Here's a link to a longish summary of scientific work on methane catastrophes in earth history: http://www.killerinourmidst.com/methane%20catastrophe.html

And here's a pretty comprehensive list of scientific articles regarding the end-Cretaceous extinction and associated events, like global wildfires: http://www.scn.org/~bh162/extinction_refs.html

Startup

Some of you have known for a while now that I've been playing with actionable, large-scale concepts for carbon sequestration. If this term isn't familiar to you, it's because the media haven't been doing much to inform us that we'll soon be spending billions of dollars to pump climate culprit carbon dioxide into reservoirs in the seafloor. I'm all for planning to avoid global climate catastrophe, but this plan seems like a huge waste -- isn't there *something* useful we can do with all this carbon dioxide? Maybe make lots of Perrier or something? Isn't it dangerous to pump that much CO2 into a reservoir in contact with the living oceans? Doesn't CO2 dissolve coral reefs? It just doesn't seem all that well thought-out.

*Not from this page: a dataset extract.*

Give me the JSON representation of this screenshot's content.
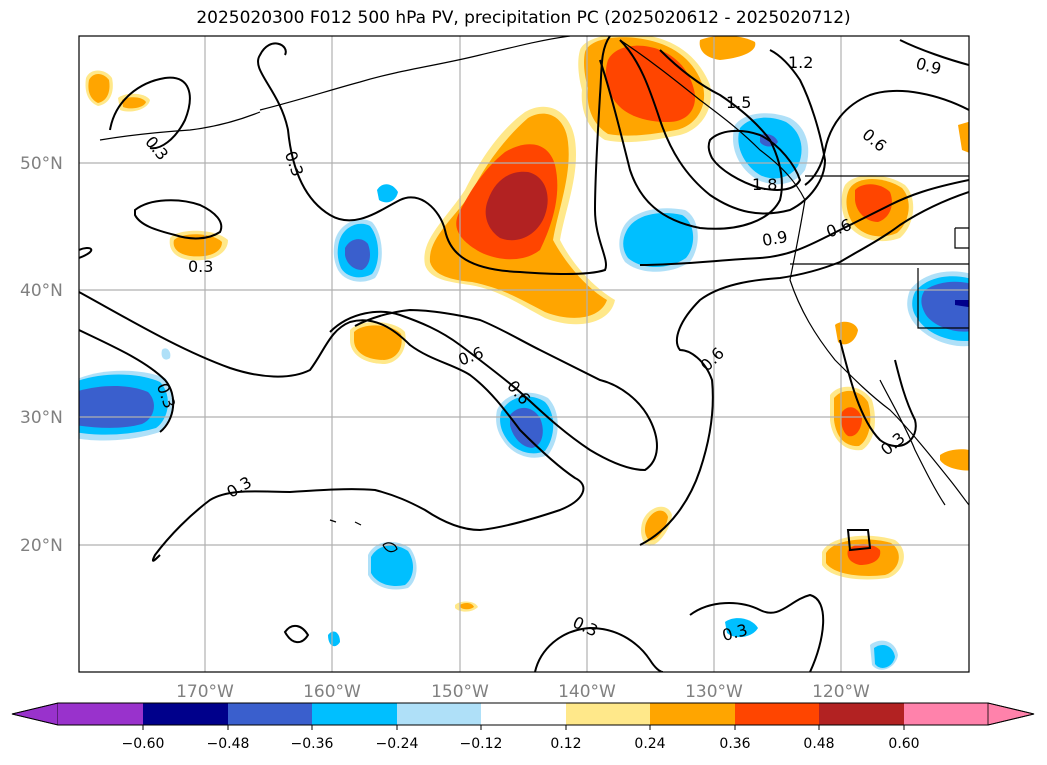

And yesterday, in a surprise at least to me, Al Gore and Richard Branson (of the Virgin mega-empire) have come together to offer a prize of US$25million for the first person to come up with a way of removing 1 billion tons of carbon dioxide from the atmosphere over the next ten years in the battle to beat global warming. If I've been letting my work on this project languish, then languish no more! It's time to find out for real whether my working concept can actually make the kind of difference the world needs.

So right now I've focused on a single workable, industrial application for dealing with the CO2 problem. If it works out, it will eliminate the need for sequestering CO2 in underground caverns or anyplace else. If you're interested in following my work as this concept develops, then watch this space. I hope to post at least weekly, that is, in the hope that my progress warrants it.